​Stripe banking on machine learning to curb payments fraud

The payments startup is taking on card fraud that's rife within the ecommerce space, using machine learning to thwart dodgy transactions before the end user is affected.

Globally, billions of dollars are lost to fraud every year, and with the growth of ecommerce business models over the past five years, payments startup Stripe is putting its transaction-based insights to good use in an effort to block fraudulent activity from its platform.

Speaking with ZDNet, Stripe's head of machine learning Michael Manapat said that internet businesses are in a uniquely liable situation of having to screen transactions for fraudulent activity while many customers are shopping from their lounge rooms.

"If you open a coffee shop on your street corner and a customer walks in and throws down a credit card to buy coffee, you aren't responsible for vetting that customer for fraud; but if that same person goes into your online web store to buy some beans you're going to ship to them, you are unfortunately on the hook if the transaction is fraudulent," he explained.

Manapat believes Stripe is in a unique position to help thwart fraudulent activity, as it has insight into the end customer's card details, IP address, name, email address, and so forth, in comparison to what card issuing banks or card networks like Visa or Mastercard have available to them.

In response, Stripe launched Radar, a set of machine learning-powered tools to help businesses block fraud.

Stripe Radar learns from the hundreds of thousands of businesses processing transactions on the Stripe network every second and automatically identifies fraudulent activities based on patterns learned from the payment platform's users.

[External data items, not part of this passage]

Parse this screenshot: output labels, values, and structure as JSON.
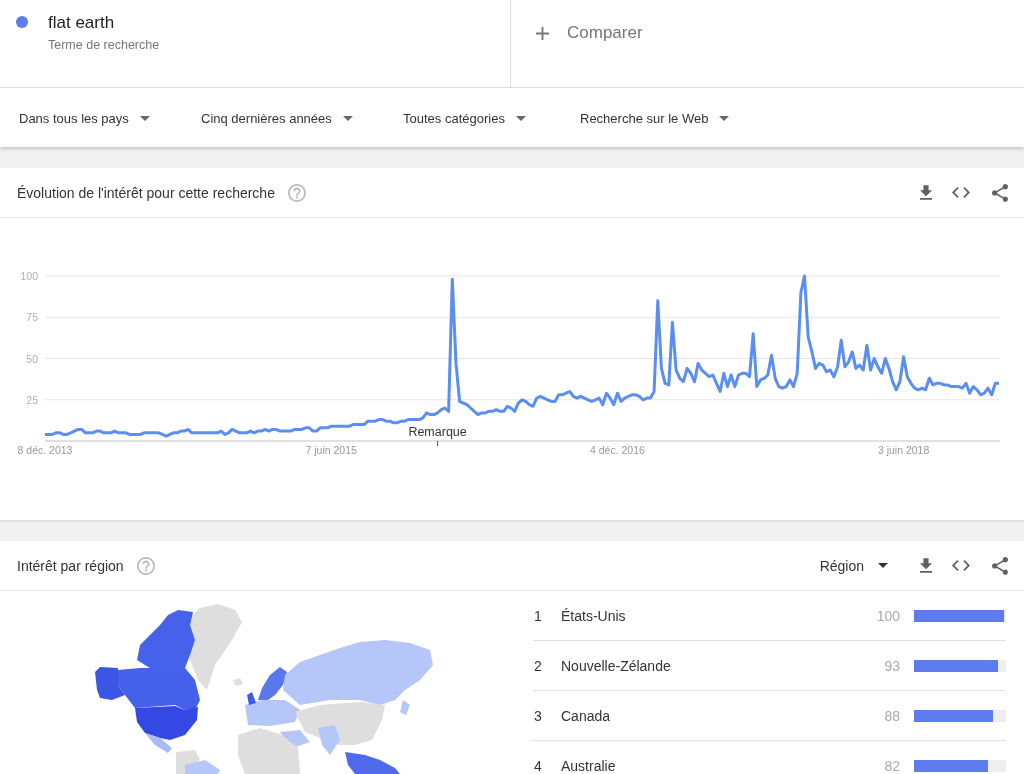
{
  "search_term": {
    "term": "flat earth",
    "caption": "Terme de recherche"
  },
  "compare": {
    "label": "Comparer"
  },
  "filters": [
    "Dans tous les pays",
    "Cinq dernières années",
    "Toutes catégories",
    "Recherche sur le Web"
  ],
  "interest_over_time": {
    "title": "Évolution de l'intérêt pour cette recherche",
    "chart_data": {
      "type": "line",
      "categories": [
        "8 déc. 2013",
        null,
        null,
        null,
        null,
        null,
        null,
        null,
        null,
        null,
        null,
        null,
        null,
        null,
        null,
        null,
        null,
        null,
        null,
        null,
        null,
        null,
        null,
        null,
        null,
        null,
        null,
        null,
        null,
        null,
        null,
        null,
        null,
        null,
        null,
        null,
        null,
        null,
        null,
        null,
        null,
        null,
        null,
        null,
        null,
        null,
        null,
        null,
        null,
        null,
        null,
        null,
        null,
        null,
        null,
        null,
        null,
        null,
        null,
        null,
        null,
        null,
        null,
        null,
        null,
        null,
        null,
        null,
        null,
        null,
        null,
        null,
        null,
        null,
        null,
        null,
        null,
        null,
        "7 juin 2015",
        null,
        null,
        null,
        null,
        null,
        null,
        null,
        null,
        null,
        null,
        null,
        null,
        null,
        null,
        null,
        null,
        null,
        null,
        null,
        null,
        null,
        null,
        null,
        null,
        null,
        null,
        null,
        null,
        null,
        null,
        null,
        null,
        null,
        null,
        null,
        null,
        null,
        null,
        null,
        null,
        null,
        null,
        null,
        null,
        null,
        null,
        null,
        null,
        null,
        null,
        null,
        null,
        null,
        null,
        null,
        null,
        null,
        null,
        null,
        null,
        null,
        null,
        null,
        null,
        null,
        null,
        null,
        null,
        null,
        null,
        null,
        null,
        null,
        null,
        null,
        null,
        null,
        "4 déc. 2016",
        null,
        null,
        null,
        null,
        null,
        null,
        null,
        null,
        null,
        null,
        null,
        null,
        null,
        null,
        null,
        null,
        null,
        null,
        null,
        null,
        null,
        null,
        null,
        null,
        null,
        null,
        null,
        null,
        null,
        null,
        null,
        null,
        null,
        null,
        null,
        null,
        null,
        null,
        null,
        null,
        null,
        null,
        null,
        null,
        null,
        null,
        null,
        null,
        null,
        null,
        null,
        null,
        null,
        null,
        null,
        null,
        null,
        null,
        null,
        null,
        null,
        null,
        null,
        null,
        null,
        null,
        null,
        null,
        null,
        null,
        null,
        null,
        null,
        null,
        null,
        null,
        null,
        "3 juin 2018",
        null,
        null,
        null,
        null,
        null,
        null,
        null,
        null,
        null,
        null,
        null,
        null,
        null,
        null,
        null,
        null,
        null,
        null,
        null,
        null,
        null,
        null,
        null,
        null,
        null,
        null
      ],
      "series": [
        {
          "color": "#5b8ef1",
          "values": [
            4,
            4,
            4,
            5,
            5,
            4,
            4,
            5,
            6,
            7,
            7,
            5,
            5,
            5,
            6,
            6,
            5,
            5,
            5,
            6,
            5,
            5,
            5,
            4,
            4,
            4,
            4,
            5,
            5,
            5,
            5,
            5,
            4,
            3,
            4,
            5,
            5,
            6,
            6,
            7,
            5,
            5,
            5,
            5,
            5,
            5,
            5,
            5,
            6,
            4,
            5,
            7,
            6,
            5,
            5,
            5,
            6,
            5,
            6,
            6,
            7,
            6,
            7,
            7,
            6,
            6,
            6,
            6,
            7,
            7,
            7,
            8,
            8,
            6,
            6,
            8,
            8,
            8,
            9,
            9,
            9,
            9,
            9,
            9,
            10,
            10,
            10,
            10,
            12,
            12,
            12,
            13,
            13,
            12,
            12,
            11,
            11,
            12,
            12,
            13,
            13,
            13,
            13,
            14,
            17,
            16,
            16,
            17,
            19,
            20,
            18,
            98,
            47,
            24,
            23,
            22,
            20,
            18,
            16,
            17,
            17,
            18,
            18,
            19,
            18,
            18,
            21,
            20,
            18,
            23,
            25,
            24,
            22,
            21,
            26,
            27,
            26,
            25,
            24,
            24,
            28,
            28,
            29,
            30,
            27,
            26,
            27,
            26,
            25,
            24,
            25,
            26,
            22,
            29,
            26,
            22,
            29,
            24,
            26,
            27,
            28,
            28,
            27,
            25,
            26,
            26,
            30,
            85,
            44,
            35,
            34,
            72,
            43,
            38,
            36,
            44,
            41,
            36,
            47,
            43,
            41,
            39,
            40,
            35,
            30,
            41,
            33,
            40,
            33,
            40,
            41,
            41,
            39,
            65,
            33,
            37,
            38,
            40,
            52,
            38,
            33,
            32,
            33,
            37,
            33,
            41,
            90,
            100,
            63,
            54,
            44,
            47,
            46,
            42,
            43,
            39,
            45,
            61,
            45,
            48,
            54,
            44,
            46,
            43,
            58,
            43,
            50,
            45,
            41,
            50,
            44,
            36,
            31,
            36,
            51,
            39,
            35,
            32,
            31,
            32,
            31,
            38,
            34,
            35,
            35,
            34,
            34,
            33,
            33,
            33,
            32,
            35,
            29,
            33,
            31,
            28,
            29,
            32,
            28,
            35,
            35
          ]
        }
      ],
      "ylim": [
        0,
        100
      ],
      "yticks": [
        25,
        50,
        75,
        100
      ],
      "grid": true,
      "annotations": [
        "Remarque"
      ]
    }
  },
  "interest_by_region": {
    "title": "Intérêt par région",
    "resolution": "Région",
    "regions": [
      {
        "rank": "1",
        "name": "États-Unis",
        "score": "100",
        "level": 1.0
      },
      {
        "rank": "2",
        "name": "Nouvelle-Zélande",
        "score": "93",
        "level": 0.93
      },
      {
        "rank": "3",
        "name": "Canada",
        "score": "88",
        "level": 0.88
      },
      {
        "rank": "4",
        "name": "Australie",
        "score": "82",
        "level": 0.82
      }
    ]
  }
}
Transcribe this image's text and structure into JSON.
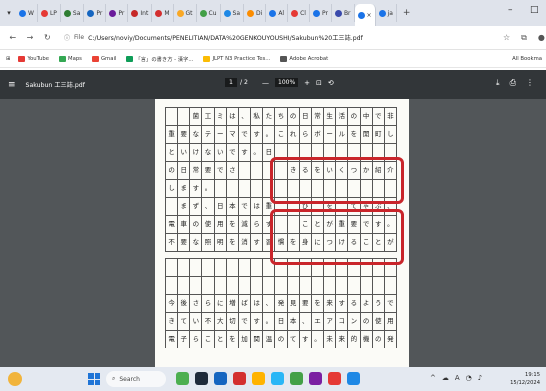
{
  "browser": {
    "tabs": [
      {
        "label": "W",
        "color": "#1a73e8"
      },
      {
        "label": "LP",
        "color": "#e53935"
      },
      {
        "label": "Sa",
        "color": "#2e7d32"
      },
      {
        "label": "Pr",
        "color": "#1565c0"
      },
      {
        "label": "Pr",
        "color": "#6a1b9a"
      },
      {
        "label": "Int",
        "color": "#c62828"
      },
      {
        "label": "M",
        "color": "#d32f2f"
      },
      {
        "label": "Gt",
        "color": "#f9a825"
      },
      {
        "label": "Cu",
        "color": "#43a047"
      },
      {
        "label": "Sa",
        "color": "#1e88e5"
      },
      {
        "label": "Di",
        "color": "#fb8c00"
      },
      {
        "label": "Al",
        "color": "#1a73e8"
      },
      {
        "label": "Cl",
        "color": "#e53935"
      },
      {
        "label": "Pr",
        "color": "#1a73e8"
      },
      {
        "label": "Br",
        "color": "#3949ab"
      }
    ],
    "active_tab_close": "×",
    "tab_after": "ja",
    "new_tab": "+",
    "window_min": "–",
    "window_max": "□",
    "url_prefix": "File",
    "url": "C:/Users/noviy/Documents/PENELITIAN/DATA%20GENKOUYOUSHI/Sakubun%20工三誌.pdf",
    "bookmarks": [
      {
        "label": "YouTube",
        "color": "#e53935"
      },
      {
        "label": "Maps",
        "color": "#34a853"
      },
      {
        "label": "Gmail",
        "color": "#ea4335"
      },
      {
        "label": "「言」の書き方 - 漢字...",
        "color": "#0f9d58"
      },
      {
        "label": "JLPT N3 Practice Tes...",
        "color": "#fbbc05"
      },
      {
        "label": "Adobe Acrobat",
        "color": "#555555"
      }
    ],
    "all_bookmarks": "All Bookma"
  },
  "pdf": {
    "title": "Sakubun 工三誌.pdf",
    "page_current": "1",
    "page_total": "/ 2",
    "zoom": "100%",
    "zoom_minus": "—",
    "zoom_plus": "+"
  },
  "manuscript": {
    "rows": [
      [
        "",
        "",
        "菌",
        "工",
        "ミ",
        "は",
        "、",
        "私",
        "た",
        "ち",
        "の",
        "日",
        "常",
        "生",
        "活",
        "の",
        "中",
        "で",
        "非"
      ],
      [
        "重",
        "要",
        "な",
        "テ",
        "ー",
        "マ",
        "で",
        "す",
        "。",
        "こ",
        "れ",
        "ら",
        "ボ",
        "ー",
        "ル",
        "を",
        "開",
        "町",
        "し"
      ],
      [
        "と",
        "い",
        "け",
        "な",
        "い",
        "で",
        "す",
        "。",
        "日",
        "",
        "",
        "",
        "",
        "",
        "",
        "",
        "",
        "",
        ""
      ],
      [
        "の",
        "日",
        "常",
        "要",
        "で",
        "さ",
        "",
        "",
        "",
        "",
        "き",
        "る",
        "を",
        "い",
        "く",
        "つ",
        "か",
        "紹",
        "介"
      ],
      [
        "し",
        "ま",
        "す",
        "。",
        "",
        "",
        "",
        "",
        "",
        "",
        "",
        "",
        "",
        "",
        "",
        "",
        "",
        "",
        ""
      ],
      [
        "",
        "ま",
        "ず",
        "、",
        "日",
        "本",
        "で",
        "は",
        "重",
        "",
        "",
        "び",
        "",
        "を",
        "",
        "て",
        "ゃ",
        "ぶ",
        "、"
      ],
      [
        "電",
        "車",
        "の",
        "使",
        "用",
        "を",
        "減",
        "ら",
        "す",
        "",
        "",
        "こ",
        "と",
        "が",
        "重",
        "要",
        "で",
        "す",
        "。"
      ],
      [
        "不",
        "要",
        "な",
        "照",
        "明",
        "を",
        "消",
        "す",
        "習",
        "慣",
        "を",
        "身",
        "に",
        "つ",
        "け",
        "る",
        "こ",
        "と",
        "が"
      ],
      [
        "",
        "",
        "",
        "",
        "",
        "",
        "",
        "",
        "",
        "",
        "",
        "",
        "",
        "",
        "",
        "",
        "",
        "",
        ""
      ],
      [
        "",
        "",
        "",
        "",
        "",
        "",
        "",
        "",
        "",
        "",
        "",
        "",
        "",
        "",
        "",
        "",
        "",
        "",
        ""
      ],
      [
        "今",
        "後",
        "さ",
        "ら",
        "に",
        "増",
        "ば",
        "は",
        "、",
        "発",
        "見",
        "要",
        "を",
        "来",
        "す",
        "る",
        "よ",
        "う",
        "で"
      ],
      [
        "き",
        "て",
        "い",
        "不",
        "大",
        "切",
        "で",
        "す",
        "。",
        "日",
        "本",
        "、",
        "エ",
        "ア",
        "コ",
        "ン",
        "の",
        "使",
        "用"
      ],
      [
        "電",
        "子",
        "ら",
        "こ",
        "と",
        "を",
        "加",
        "関",
        "温",
        "の",
        "て",
        "す",
        "。",
        "未",
        "来",
        "的",
        "機",
        "の",
        "発"
      ]
    ],
    "gap_after_row": 8
  },
  "taskbar": {
    "search_placeholder": "Search",
    "lang": "A",
    "time": "19:15",
    "date": "15/12/2024",
    "apps": [
      "#4caf50",
      "#1e2a3a",
      "#1565c0",
      "#d32f2f",
      "#ffb300",
      "#29b6f6",
      "#43a047",
      "#7b1fa2",
      "#e53935",
      "#1e88e5"
    ]
  }
}
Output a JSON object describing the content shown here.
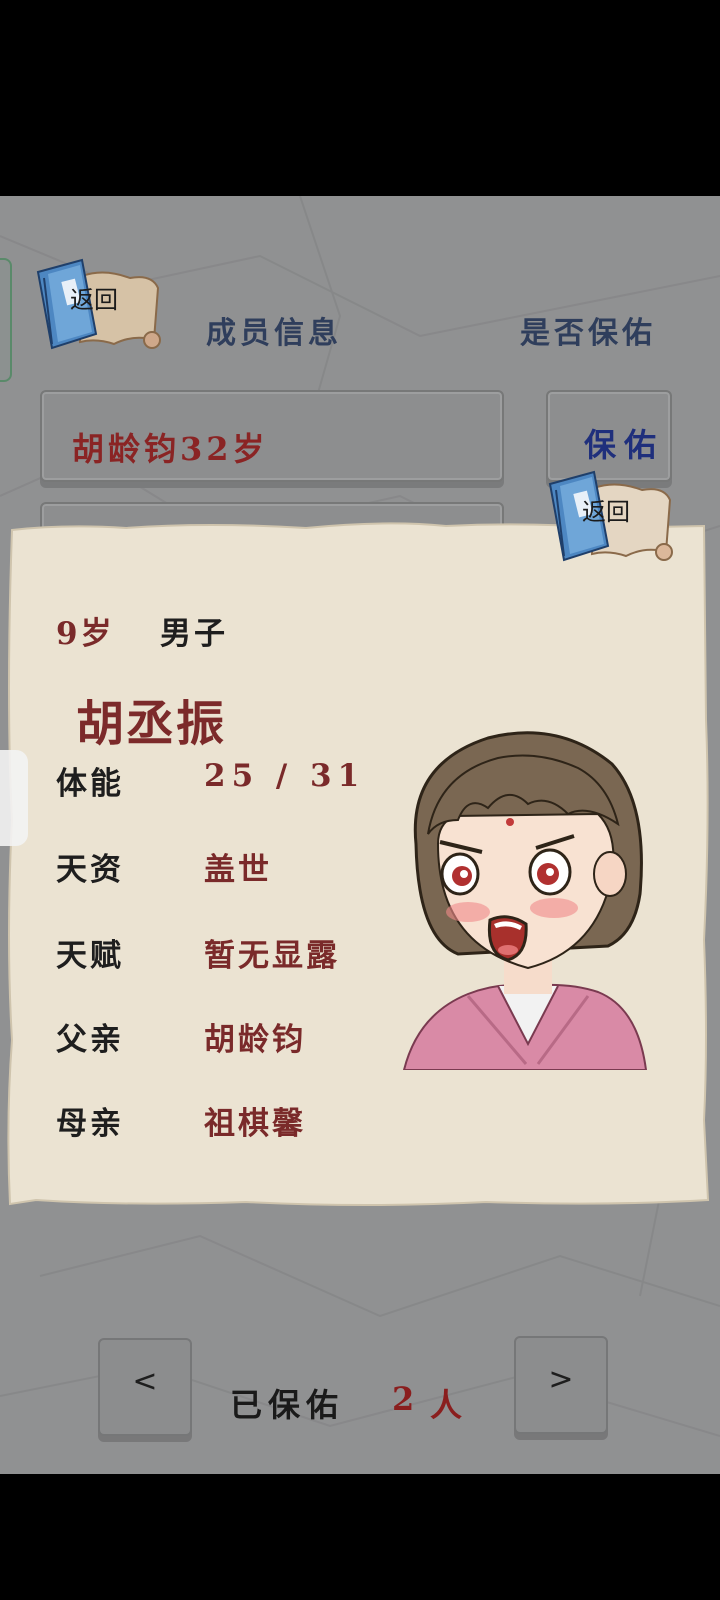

In marking a transaction as risky, the machine learning platform looks up thousands of combinations of a particular card's use and other purchases from the same IP address, as some examples. It also allows Stripe's customers to submit their own suspected fraudulent activity for review.

"The mass of information to sift through is generally too much for a human," Manapat explained.

"It's not just about the information that's available for making decisions, it's that humans tend to make decisions with a bunch of prior bias. We've seen this a few times where we'll have a user who, when encountering the very first instance of fraud from say an international customer, will immediately declare that everything non-domestic is fraudulent.

"Humans will tend to generalise a little bit too broadly and that can be bad for your business. If you just decide to block every transaction that's not domestic, you probably are blocking some fraud, but more likely you're blocking an even larger fraction of good or legitimate transactions."

As the Stripe platform has developed, Manapat said his company has realised that many of the problems its customers have highlighted can be solved with machine learning.

Although tight-lipped on the specifics, Manapat said Stripe is currently working on extending its machine learning scope, which could include a platform that identifies trends in a shopper's purchases and makes recommendations on like-products, similar to that used by Amazon.com.

Another example could see Stripe head down the business intelligence or analytics path, which in theory would allow a new business to project what its revenue, for example, might look like over the next six months. Such a platform also has the potential to be accompanied with industry-wide competitive information.

Australian internet businesses have suffered more card fraud than the global average, according to a recent report [PDF] published by the Australian Payments Clearing Association (APCA).

APCA found that card not present fraud -- fraud that occurs when card details are stolen, but not the physical card -- increased 38 percent from 2014 to AU$136.7 million in 2015.